Changing a person’s mind is rarely done through reason alone. One must talk in terms of emotion and trigger the right associations. One must take time. One must let the other person come to the desired conclusion on their own (everyone is very good at finding reasons for what they want to believe). One can also use peer pressure because we are naturally drawn to bond with our tribe. Only when one is open can reason trigger new intuitions.

 

Haidt’s next question is: why did we evolve to rationalize and justify gut feelings rather than the truth? The short answer is that reputation has been more important than truth for our survival and in many places it still is. Plato’s older brother Gloucon appears several times in Plato’s Socratic dialogues with the correct (modern) answer that Plato then destroys. The question was would you prefer to be good in an evil world or evil in a good world. Gloucon said the second. “Gloucon was right: people care a great deal more about appearance and reputation than about reality…[and consequently]…the most important principle for designing an ethical society is to make sure that everyone’s reputation is on the line all the time, so that bad behavior will always bring bad consequences.” We are more like intuitive politicians than scientists. As a species we have been able to evolve organizations far beyond kin relationships this has been made possible “by creating systems of formal and informal accountability” the unit of account in these systems is reputation. The research lead Haidt to five major conclusions. 1) “We are obsessed with polls”. Even when people say they do not care what others think of them they are lying according to brain imaging. “Self-esteem is more like an internal gauge, a ‘sociometer’ that continuously measures your value as a relationship partner.” 2) Our reason is like a press secretary, it justifies everything.
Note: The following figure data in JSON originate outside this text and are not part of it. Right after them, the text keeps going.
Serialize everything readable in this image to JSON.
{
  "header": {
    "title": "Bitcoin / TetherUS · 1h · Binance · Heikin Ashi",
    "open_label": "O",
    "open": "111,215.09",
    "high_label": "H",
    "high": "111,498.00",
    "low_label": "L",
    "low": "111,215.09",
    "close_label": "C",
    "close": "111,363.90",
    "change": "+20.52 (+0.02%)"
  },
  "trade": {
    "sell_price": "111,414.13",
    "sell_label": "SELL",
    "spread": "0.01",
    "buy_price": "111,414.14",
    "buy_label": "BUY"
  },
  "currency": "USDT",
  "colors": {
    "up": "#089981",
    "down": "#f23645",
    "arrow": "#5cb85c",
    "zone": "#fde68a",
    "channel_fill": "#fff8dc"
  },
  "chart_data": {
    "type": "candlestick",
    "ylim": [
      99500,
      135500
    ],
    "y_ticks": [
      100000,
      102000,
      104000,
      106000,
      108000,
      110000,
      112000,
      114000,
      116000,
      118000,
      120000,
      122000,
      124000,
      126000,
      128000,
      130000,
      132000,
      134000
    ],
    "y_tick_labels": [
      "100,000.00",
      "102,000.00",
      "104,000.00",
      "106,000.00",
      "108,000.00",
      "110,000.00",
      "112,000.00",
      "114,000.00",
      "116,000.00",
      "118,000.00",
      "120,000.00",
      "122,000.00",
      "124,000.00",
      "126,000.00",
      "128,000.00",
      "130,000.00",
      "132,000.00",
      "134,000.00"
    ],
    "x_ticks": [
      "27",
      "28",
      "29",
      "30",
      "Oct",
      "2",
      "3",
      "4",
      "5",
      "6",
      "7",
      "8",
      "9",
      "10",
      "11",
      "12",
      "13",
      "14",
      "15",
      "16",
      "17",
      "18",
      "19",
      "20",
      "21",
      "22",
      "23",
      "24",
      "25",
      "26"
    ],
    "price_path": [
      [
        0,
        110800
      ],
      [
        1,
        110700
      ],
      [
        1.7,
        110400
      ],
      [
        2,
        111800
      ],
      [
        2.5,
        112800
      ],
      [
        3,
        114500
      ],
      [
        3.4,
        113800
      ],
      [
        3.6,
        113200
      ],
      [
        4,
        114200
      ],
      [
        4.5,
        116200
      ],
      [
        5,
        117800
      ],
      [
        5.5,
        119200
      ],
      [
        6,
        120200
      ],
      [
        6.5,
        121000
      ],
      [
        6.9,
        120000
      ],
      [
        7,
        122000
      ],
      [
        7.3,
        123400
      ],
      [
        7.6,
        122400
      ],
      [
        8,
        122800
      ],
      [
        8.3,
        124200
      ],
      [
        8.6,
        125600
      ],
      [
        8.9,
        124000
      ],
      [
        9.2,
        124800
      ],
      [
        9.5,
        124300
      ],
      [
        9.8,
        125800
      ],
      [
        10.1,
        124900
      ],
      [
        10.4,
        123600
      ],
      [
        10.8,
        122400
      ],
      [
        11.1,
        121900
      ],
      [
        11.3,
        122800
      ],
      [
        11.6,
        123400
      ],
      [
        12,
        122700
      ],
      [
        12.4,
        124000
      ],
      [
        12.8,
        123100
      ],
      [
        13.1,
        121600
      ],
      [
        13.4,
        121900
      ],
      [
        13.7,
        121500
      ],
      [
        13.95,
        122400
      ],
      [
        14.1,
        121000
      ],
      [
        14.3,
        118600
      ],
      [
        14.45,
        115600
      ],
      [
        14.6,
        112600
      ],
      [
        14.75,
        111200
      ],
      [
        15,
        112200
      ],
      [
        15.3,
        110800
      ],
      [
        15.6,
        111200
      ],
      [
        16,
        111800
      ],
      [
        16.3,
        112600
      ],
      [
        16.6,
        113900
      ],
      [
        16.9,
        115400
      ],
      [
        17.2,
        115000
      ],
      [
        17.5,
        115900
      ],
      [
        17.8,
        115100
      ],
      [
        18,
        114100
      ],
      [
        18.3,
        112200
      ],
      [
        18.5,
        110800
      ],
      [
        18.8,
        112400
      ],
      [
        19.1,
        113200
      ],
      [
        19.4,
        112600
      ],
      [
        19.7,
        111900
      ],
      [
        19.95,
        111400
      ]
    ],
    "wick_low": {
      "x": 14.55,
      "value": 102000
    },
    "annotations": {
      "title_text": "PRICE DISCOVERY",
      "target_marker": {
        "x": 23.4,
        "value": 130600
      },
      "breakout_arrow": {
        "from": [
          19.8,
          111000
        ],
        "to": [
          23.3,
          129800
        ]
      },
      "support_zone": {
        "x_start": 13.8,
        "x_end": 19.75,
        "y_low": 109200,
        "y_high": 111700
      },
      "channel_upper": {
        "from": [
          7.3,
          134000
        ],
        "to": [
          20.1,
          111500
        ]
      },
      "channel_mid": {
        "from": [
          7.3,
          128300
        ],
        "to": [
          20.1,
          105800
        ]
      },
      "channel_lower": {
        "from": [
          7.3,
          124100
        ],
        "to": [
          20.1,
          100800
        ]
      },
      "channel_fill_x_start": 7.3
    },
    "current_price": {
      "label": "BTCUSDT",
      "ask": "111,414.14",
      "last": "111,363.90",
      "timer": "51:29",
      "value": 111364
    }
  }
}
The confirmation bias, “the tendency to seek out an interpret new evidence in ways tha confirm what you already think”, is so ingrained that it is on the level of instinct. 3) “We lie, cheat, and justify so well that we honestly believe we are honest”. We don’t maximize cheating, only what we can justify and by justify that includes the moral blindness of plausible deniability. 4) “Reasoning (and Google) can take you wherever you want to go…people can literally see what they want to see – given a bit of ambiguity.” 5) “We can believe almost anything that supports our team”. We are groupish by nature not selfish. We want to fit in more than have the truth. “Political opinions function as ‘badges of social membership’”.